5To fellow Classicists, grammarians, etc.: I’m sorry, come at me, but we don’t have time. Look at how long some of these footnotes are, it’s obscene. So we’re not doing deponents, and we’re not doing the subjunctive mood, and we’re not doing whatever bespoke version of reflexive pronouns you were about to point out doesn’t align with the strictly practical and abbreviated summary below.

6An example of an English verb which Greek might use the middle voice to convey is “cooked” in Mary cooked herself some dinner. This is an active-voice verb in English; it contains a reflexive pronoun (all7 pronouns ending in –self or –selves are reflexives), but the verb is not reflexive. If it were, “herself” would be the direct object, and this is no time to start discussing the Donner Party. Mary is both the subject of the verb and its indirect object (the dinner is for her), a construction that falls quite neatly into the middle voice; if she had instead cooked John some dinner, it would be a straightforward active verb like in English.

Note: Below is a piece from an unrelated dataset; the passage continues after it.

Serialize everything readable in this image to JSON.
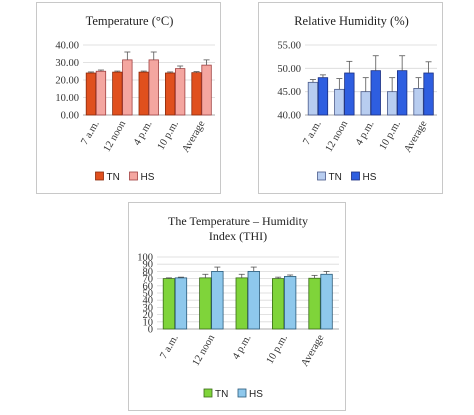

7I produce even this vague period with some diffidence. By the time Dorothy Sayers—a person abnormally sensitive to the finest shades of meaning in language, by both temperament and profession—first published Creed or Chaos? in 1940, she had observed the semantic drift in question at the popular level; we know this, because she made suggestions in that book about how to meet the challenge that this drift in the meaning of “perfect” cast before the Church. I imagine she was both more exposed than most professional academics to this kind of linguistic change, and also more interested in and attentive to it, given she was a respected novelist working in a contemporary and very popular genre. If a minimum of one novelist had had time to both observe and reflect on this shift in meaning, I assume it can’t have been less than a few years old by that point (most semantic shifts only become clear in retrospect). Let’s say the word’s “center of gravity” changed no later than 1920, so that by 1940, we’ve got an entire cohort of just-come-of-age adults who’ve spent their entire lives using “perfect” with the flawless-sense as its default meaning, rather than with the perficere-sense. That seems to me like it would lead to enough small, but detectable, misunderstandings in reading and conversation to prompt an unusually sensitive person, like Miss Sayers, to realize what had happened. This would indeed give us a date not later than the early twentieth century, making the late nineteenth quite possible.
Having finished (or, if you will, perfected) this paragraph, it has come strongly into my mind that nobody but me is likely to care about it even a little bit. That said, if you read this paragraph on one of my severely niche interests and liked it, then there are at least two of us who are Like This!